I came into my queerness quite late — well into my late 20s. I know now that this is not unusual, but it meant that I had spent at least a decade of my adult life riding the heterosexual dating wave. I went through the motions, performing love and pleasure for my partners and myself, like an elaborate act even I wasn’t aware of. All the while, I struggled to articulate what made sex pleasurable for me. In a heterosexual setting, the cultural tropes of a heteronormative world were that much harder to escape. In one of these tropes I had inadvertently internalized, penetrative sex always came on top in an imagined hierarchy. And so, for a long time, I tried to train and cajole my body into finding pleasure in it. Each time, it was at best unsatisfying and at worst painful. It would be more than a few years before I learnt to acknowledge and explore my pansexuality, rethink how I engaged with sex and pleasure, and come to terms with my own unconscious biases—namely, what kind of sex I prioritized at the cost of my own pleasure.
It is a process I am still grappling with, and this is perhaps why an offhand remark had felt so unsettling. Unwittingly, this remark had vocalized a cultural construct that I had experienced as deeply harmful.
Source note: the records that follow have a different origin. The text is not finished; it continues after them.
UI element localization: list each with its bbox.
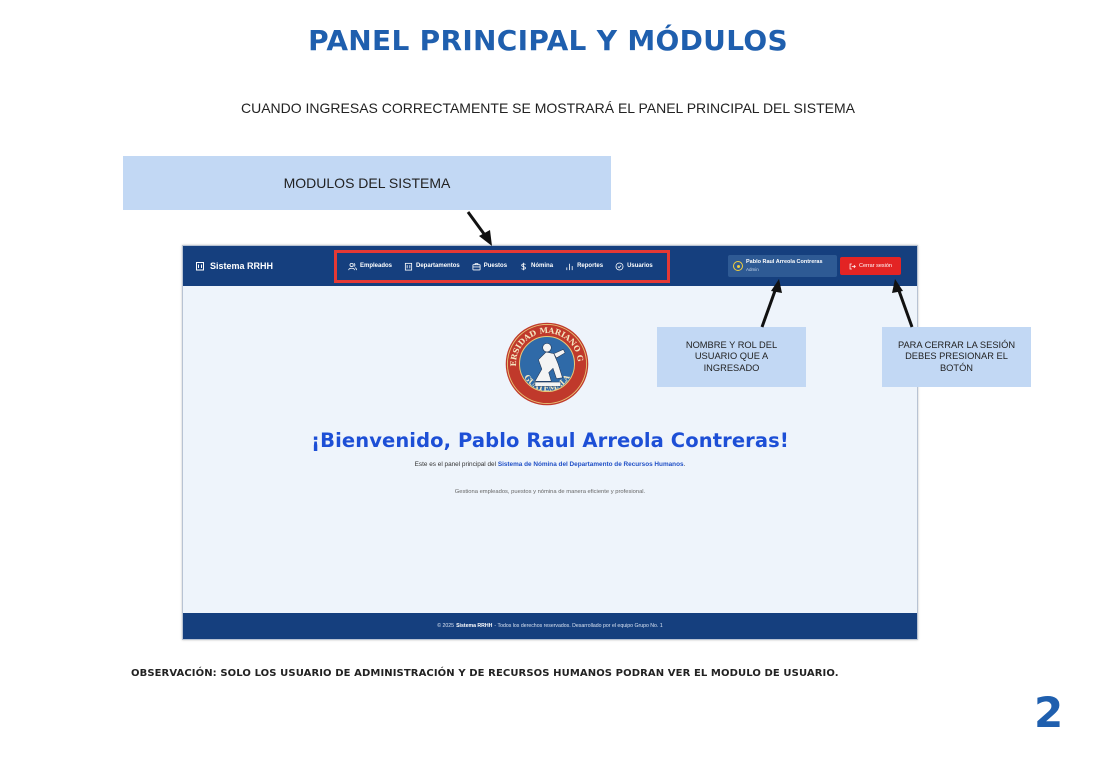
callout-user-text: NOMBRE Y ROL DEL USUARIO QUE A INGRESADO	[685, 339, 778, 373]
navbar: Sistema RRHH Empleados Departamentos Pue…	[183, 246, 917, 286]
university-seal-logo: UNIVERSIDAD MARIANO GALVEZ GUATEMALA	[504, 321, 589, 406]
intro-suffix: .	[683, 461, 686, 468]
nav-item-puestos[interactable]: Puestos	[472, 262, 507, 271]
dollar-icon	[521, 262, 526, 270]
footer: © 2025 Sistema RRHH - Todos los derechos…	[183, 613, 917, 639]
shield-check-icon	[615, 262, 624, 270]
callout-modules: MODULOS DEL SISTEMA	[123, 156, 611, 210]
intro-highlight: Sistema de Nómina del Departamento de Re…	[497, 461, 684, 468]
nav-item-empleados[interactable]: Empleados	[348, 262, 392, 271]
callout-modules-text: MODULOS DEL SISTEMA	[283, 175, 451, 191]
nav-item-nomina[interactable]: Nómina	[519, 262, 553, 271]
callout-user: NOMBRE Y ROL DEL USUARIO QUE A INGRESADO	[657, 327, 806, 387]
logout-icon	[849, 263, 856, 269]
footer-prefix: © 2025	[437, 623, 455, 629]
page-number: 2	[1034, 688, 1064, 737]
briefcase-icon	[472, 262, 481, 270]
user-name: Pablo Raul Arreola Contreras	[746, 259, 823, 265]
arrow-modules	[466, 211, 492, 246]
footer-brand: Sistema RRHH	[456, 623, 493, 629]
user-circle-icon	[733, 261, 743, 271]
building-icon	[196, 262, 204, 271]
nav-item-departamentos[interactable]: Departamentos	[404, 262, 460, 271]
bar-chart-icon	[566, 263, 573, 270]
nav-item-reportes[interactable]: Reportes	[565, 262, 603, 271]
nav-item-usuarios[interactable]: Usuarios	[615, 262, 653, 271]
footer-suffix: - Todos los derechos reservados. Desarro…	[494, 623, 663, 629]
main-panel: UNIVERSIDAD MARIANO GALVEZ GUATEMALA ¡Bi…	[183, 286, 917, 613]
nav-label-usuarios: Usuarios	[627, 263, 653, 269]
app-screenshot: Sistema RRHH Empleados Departamentos Pue…	[182, 245, 918, 640]
observation-note: OBSERVACIÓN: SOLO LOS USUARIO DE ADMINIS…	[131, 668, 839, 679]
document-subtitle: CUANDO INGRESAS CORRECTAMENTE SE MOSTRAR…	[240, 100, 856, 116]
user-role: Admin	[746, 267, 759, 272]
nav-label-nomina: Nómina	[531, 263, 554, 269]
brand[interactable]: Sistema RRHH	[195, 246, 273, 286]
users-icon	[348, 262, 357, 270]
callout-logout: PARA CERRAR LA SESIÓN DEBES PRESIONAR EL…	[882, 327, 1031, 387]
callout-logout-text: PARA CERRAR LA SESIÓN DEBES PRESIONAR EL…	[897, 339, 1016, 373]
nav-label-empleados: Empleados	[360, 263, 393, 269]
logout-button[interactable]: Cerrar sesión	[840, 257, 901, 275]
welcome-heading: ¡Bienvenido, Pablo Raul Arreola Contrera…	[311, 429, 789, 452]
document-title: PANEL PRINCIPAL Y MÓDULOS	[308, 24, 788, 57]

It did not just remind me of the biases I had lived with until very recently, it also undermined a part of my lived experience and sense of self I had worked hard to build since then. This construct is our general obsession with penetrative sex that, in centring a certain kind of sex, ignores a whole gamut of sexual experiences that lie outside the straight heteronormative framework. It excludes and alienates a vast majority of cisgender women and queer, trans, and non-binary folk who may have radically different approaches to pleasure. This is not to say that penetration is outside of queer sex. It can be satisfying (with or without orgasm) for some queer folk. But for many others, it is actively uncomfortable or impossible. People with gender dysphoria around their genitals may find penetration discomfiting and people with vaginismus are physically unable to engage in penetrative sex. Prioritizing penetration over everything else explicitly sidelines people who can’t, won’t, or don’t want to have anything to do with it.
Of course, this is not surprising in a society that privileges male sexual pleasure and straight sexual experiences above all else. Laurie Mintz, who teaches the psychology of human sexuality at the University of Florida, blames this “inequality in the bedroom” on “media images of sex,” including but not limited to pornography, and a “cultural over-privileging of male sexuality and a devaluing of female sexuality.” Most of this imagery, she says, is still limited to “women having these fast and fabulous orgasms from intercourse alone”, despite several studies to the contrary. This imagery is true not just of straight porn but lesbian-categorized porn as well. Leaving aside an emerging category of ethical and feminist porn and “porn for women,” mainstream lesbian porn is the product of heterosexual men’s uninspired minds, aimed at other heterosexual men.
I am reminded of what Carmen Maria Machado says in her powerful memoir The Dream House: “Heterosexuals have never known what to do with queer people, if they think of their existence at all”, resulting in confused ruminations of “with no penis how do they, you know, do it?” Machado cites the example of two 18th century Scottish schoolmistresses who were accused of being lovers, leading the judge to insist that their genitals “were not so formed as to penetrate each other, and without penetration, the venereal orgasm could not possibly follow.” We may have moved beyond this heterosexual innocence (or ignorance), but even now, our cultural imaginations and representations of sex — and especially queer sex — remain deeply heteronormative.
But the cultural obsession with penetrative sex is not troubling for me just as a queer person. Irrespective of where we find ourselves on the spectrum of gender and sexuality, sex is a form of communication that expresses what one wants or doesn’t want. It is a process of trial and error to figure out what one likes and how to please others. It creates intimacy. By consciously or unconsciously privileging a certain sex act over others, we lose out on this gradual, confusing, but pleasurable discovery of our sexual selves.